Rice denies Annapolis peace push failed


During Ramallah news conference US secretary of state says she is certain if Palestinians, Israelis stay on Bush-endorsed track peace will be achieved; Abbas says he hopes Obama administration will begin tackling Mideast issues immediately
Reuters

US Secretary of State Condoleezza Rice on Friday denied the Israeli-Palestinian peace process sponsored by US President George W. Bush was a failure, saying it should lay the ground for an eventual deal. Launched nearly a year ago at a conference in Annapolis, Maryland, the negotiations were hampered from the start by violence and bitter disputes over Jewish settlement building and the future of Jerusalem.

"We knew ... That if that agreement was not reached by the end of the year, there would be those that would say that the Annapolis process, the negotiations, had failed. In fact, it is quite the opposite," Rice told a news conference in the West Bank city of Ramallah with Palestinian President Mahmoud Abbas.


"While we may not yet be at the finish line, I am quite certain that if Palestinians and Israelis stay on the Annapolis course, they are going to cross that finish line and can do so relatively soon," she added.


The White House acknowledged for the first time on Thursday that Bush's goal of a deal on Palestinian statehood before he leaves office in January was "unlikely" to be achieved.


Abbas and Foreign Minister Tzipi Livni made public commitments to Rice to continue the negotiations, which the secretary of state insisted had narrowed the gaps between the two sides.



Barack Obama, who won the US presidential election on Tuesday, takes office on Jan. 20 but it is unclear how soon he will engage in Middle East peacemaking.

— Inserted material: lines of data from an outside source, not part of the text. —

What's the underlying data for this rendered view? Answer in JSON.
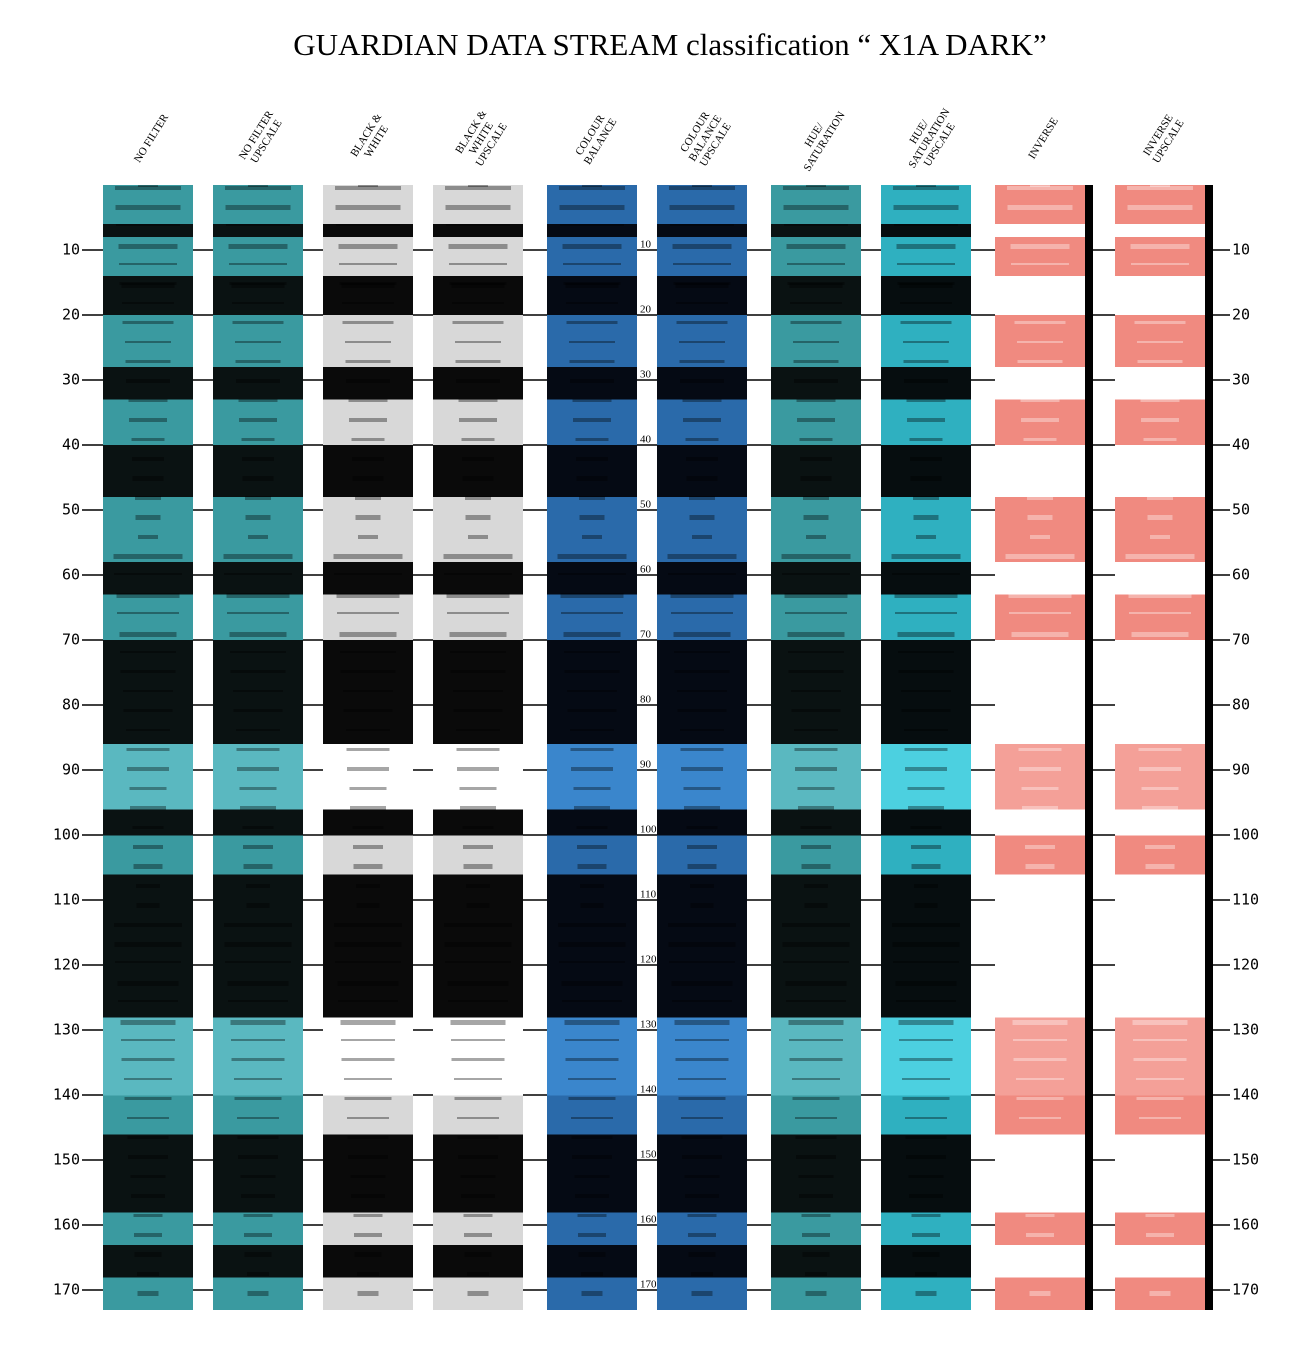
{
  "title": "GUARDIAN DATA STREAM classification “ X1A DARK”",
  "columns": [
    {
      "label": [
        "NO FILTER"
      ],
      "scheme": "teal"
    },
    {
      "label": [
        "NO FILTER",
        "UPSCALE"
      ],
      "scheme": "teal"
    },
    {
      "label": [
        "BLACK &",
        "WHITE"
      ],
      "scheme": "gray"
    },
    {
      "label": [
        "BLACK &",
        "WHITE",
        "UPSCALE"
      ],
      "scheme": "gray"
    },
    {
      "label": [
        "COLOUR",
        "BALANCE"
      ],
      "scheme": "blue"
    },
    {
      "label": [
        "COLOUR",
        "BALANCE",
        "UPSCALE"
      ],
      "scheme": "blue"
    },
    {
      "label": [
        "HUE/",
        "SATURATION"
      ],
      "scheme": "teal"
    },
    {
      "label": [
        "HUE/",
        "SATURATION",
        "UPSCALE"
      ],
      "scheme": "cyan"
    },
    {
      "label": [
        "INVERSE"
      ],
      "scheme": "inverse"
    },
    {
      "label": [
        "INVERSE",
        "UPSCALE"
      ],
      "scheme": "inverse"
    }
  ],
  "scale": [
    10,
    20,
    30,
    40,
    50,
    60,
    70,
    80,
    90,
    100,
    110,
    120,
    130,
    140,
    150,
    160,
    170
  ]
}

Rice on Thursday said it was an "open question" how the Bush administration would hand over the matter to Obama's team.



"We hope that the new administration will begin immediately tackling the Middle East issue so we would not waste time," Abbas told reporters.


He also said he complained to Rice about continued Israeli settlement building, "incursions" into Palestinian areas and what he called a "dangerous escalation" in attacks by Jewish settlers on Palestinian farmers during the olive harvest.


US officials attributed the failure to reach an agreement this year to Israel's decision to hold an early parliamentary election, scheduled for Feb. 10.


With Abbas at her side, Rice cautioned Israel about continued building activity in Jewish settlements in the occupied West Bank, calling it damaging to peace prospects.